As described before, dimensional analysis is the only method used for this application as per the literature [1, 11, 12]. In these studies, the models were not tested for a novel data. The results shown in these studies were the RMSEs for the training data itself. Thus, a model given in Eq. (2) has been derived using the dimensional analysis and the experimental data of the present study, following a procedure stated by the authors of this study in their previous paper [13, 14]. Then, the predicted responses of the quadratic RSM model during testing have been compared with those of the dimensional analysis-based model. As said earlier, the models derived using dimensional analysis experience difficulty in predicting the responses when an entirely new data are given. The reason is that the training data do not include the interactions between parameters, as the power terms would be derived with variation in one parameter at a time.

$$ \begin{aligned} {\text{NO}} + {\text{NO}}_{2} & = 0.0178 \times \left[ {\frac{V\sqrt \varepsilon }{{\sqrt[3]{{V_{r} }}\sqrt P }}} \right]^{ - 0.9187} \times \left[ {\frac{\text{Fr}}{{\sqrt[3]{{V_{r}^{2} }}\sqrt P }}} \right]^{0.3104} \\ & \quad \times \left[ {\frac{{TT_{c} }}{{\sqrt[3]{{V_{r} }}\sqrt {P^{3} } }}} \right]^{ - 0.1946} \times \left[ {\frac{\text{Dg}}{{\sqrt[3]{{V_{r} }}}}} \right]^{0.5104} \times \left[ {\left( {{\text{NO}} + {\text{NO}}_{2} } \right)_{i} } \right]^{2.0259} \\ \end{aligned} $$
(2)

The predicted values of NO + NO2 concentrations obtained using the dimensional analysis-based model are mentioned as (NO + NO2)p_Dim in Table 5. The error in these predicted values is mentioned as EDim. It can be observed from this column of Table 5 that for the experiments with order numbers 1, 5, 8, 10 and 12, the error is lesser compared to that of the remaining experiments. From this, it can be understood that the error is more when there is simultaneous variation in two or more operating parameters with respect to the data for which the model is trained.

The predicted values of NO + NO2 using both the models have been plotted along with the experimental values of NO + NO2 with respect to experimental order as shown in Fig. 6. From this figure, it can be observed that the predicted values those are obtained using quadratic RSM model are much closer to the corresponding experimental values. Thus, it can be said that this quadratic RSM model would work well for predicting the NO + NO2 concentrations for any given test data of operating parameters.

Fig. 6
figure 6

Comparison of quadratic RSM model and dimensional analysis-based model during testing

5 Conclusion

A prior knowledge about the outcome of any experimental process would always be helpful in bringing the theory toward practical applications.
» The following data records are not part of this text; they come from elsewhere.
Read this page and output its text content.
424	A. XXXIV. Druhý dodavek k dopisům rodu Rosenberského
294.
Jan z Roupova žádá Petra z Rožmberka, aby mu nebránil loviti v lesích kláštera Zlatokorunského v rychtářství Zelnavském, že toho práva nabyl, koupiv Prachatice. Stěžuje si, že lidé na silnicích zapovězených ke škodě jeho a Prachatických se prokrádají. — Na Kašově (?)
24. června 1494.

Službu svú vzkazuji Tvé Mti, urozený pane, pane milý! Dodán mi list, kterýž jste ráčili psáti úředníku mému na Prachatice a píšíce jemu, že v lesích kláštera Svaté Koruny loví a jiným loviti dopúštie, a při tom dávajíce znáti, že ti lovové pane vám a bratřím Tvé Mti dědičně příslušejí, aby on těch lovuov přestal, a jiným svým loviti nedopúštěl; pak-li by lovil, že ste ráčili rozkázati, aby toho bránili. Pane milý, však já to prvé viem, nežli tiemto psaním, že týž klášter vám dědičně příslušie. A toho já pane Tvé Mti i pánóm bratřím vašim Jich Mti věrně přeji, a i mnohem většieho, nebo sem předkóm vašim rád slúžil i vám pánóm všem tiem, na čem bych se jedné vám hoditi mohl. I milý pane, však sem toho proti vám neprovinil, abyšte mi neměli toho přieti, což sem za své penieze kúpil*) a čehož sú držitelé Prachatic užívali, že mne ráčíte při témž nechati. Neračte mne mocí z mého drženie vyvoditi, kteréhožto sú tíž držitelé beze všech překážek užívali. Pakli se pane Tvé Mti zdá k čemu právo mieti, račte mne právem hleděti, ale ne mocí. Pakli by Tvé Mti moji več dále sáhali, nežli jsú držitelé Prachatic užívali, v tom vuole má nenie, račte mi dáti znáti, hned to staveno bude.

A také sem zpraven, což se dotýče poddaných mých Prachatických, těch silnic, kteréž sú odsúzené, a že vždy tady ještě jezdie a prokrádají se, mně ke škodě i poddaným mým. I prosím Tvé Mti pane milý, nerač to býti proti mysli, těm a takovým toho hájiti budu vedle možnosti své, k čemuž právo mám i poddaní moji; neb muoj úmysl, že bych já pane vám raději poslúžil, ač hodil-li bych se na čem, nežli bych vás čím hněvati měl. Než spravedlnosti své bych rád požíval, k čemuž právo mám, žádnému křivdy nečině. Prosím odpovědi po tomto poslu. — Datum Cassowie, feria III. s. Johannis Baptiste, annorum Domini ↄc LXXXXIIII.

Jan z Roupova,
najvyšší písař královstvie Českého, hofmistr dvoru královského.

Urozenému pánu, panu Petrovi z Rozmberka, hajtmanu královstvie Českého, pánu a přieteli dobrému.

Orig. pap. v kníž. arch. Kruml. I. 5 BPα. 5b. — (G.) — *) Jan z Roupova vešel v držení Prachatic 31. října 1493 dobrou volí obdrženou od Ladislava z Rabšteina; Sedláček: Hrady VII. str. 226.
In this present study, an attempt is made to predict the sum of NO and NO2 concentrations in diesel exhaust during the NTP treatment, with respect to changes in operating parameters, using RSM. The 35 full factorial design has been adopted for conducting the experiments with three-level variations in the five operating parameters: Those are V, Fr, T, Dg and (NO + NO2)i. From the main effect plots, it is noticed that the change in (NO + NO2)i and V affects the (NO + NO2) more than the other parameters.

Regression coefficients of the quadratic RSM model have been obtained by feeding it with the experimental data. The results of the chosen model have been analyzed using the surface plots, ANOVA and model validation. From the F values and P values obtained with ANOVA, the model can be described as significant at the 95% confidence level.

The predicted values are observed to be in good agreement with the corresponding experimental values. The RMSEs are found to be 4.7 ppm and 5.6 ppm for training data and test data, respectively. From all these results, this quadratic RSM model can be described as well suited for the prediction of (NO + NO2) concentrations in diesel exhaust during NTP treatment.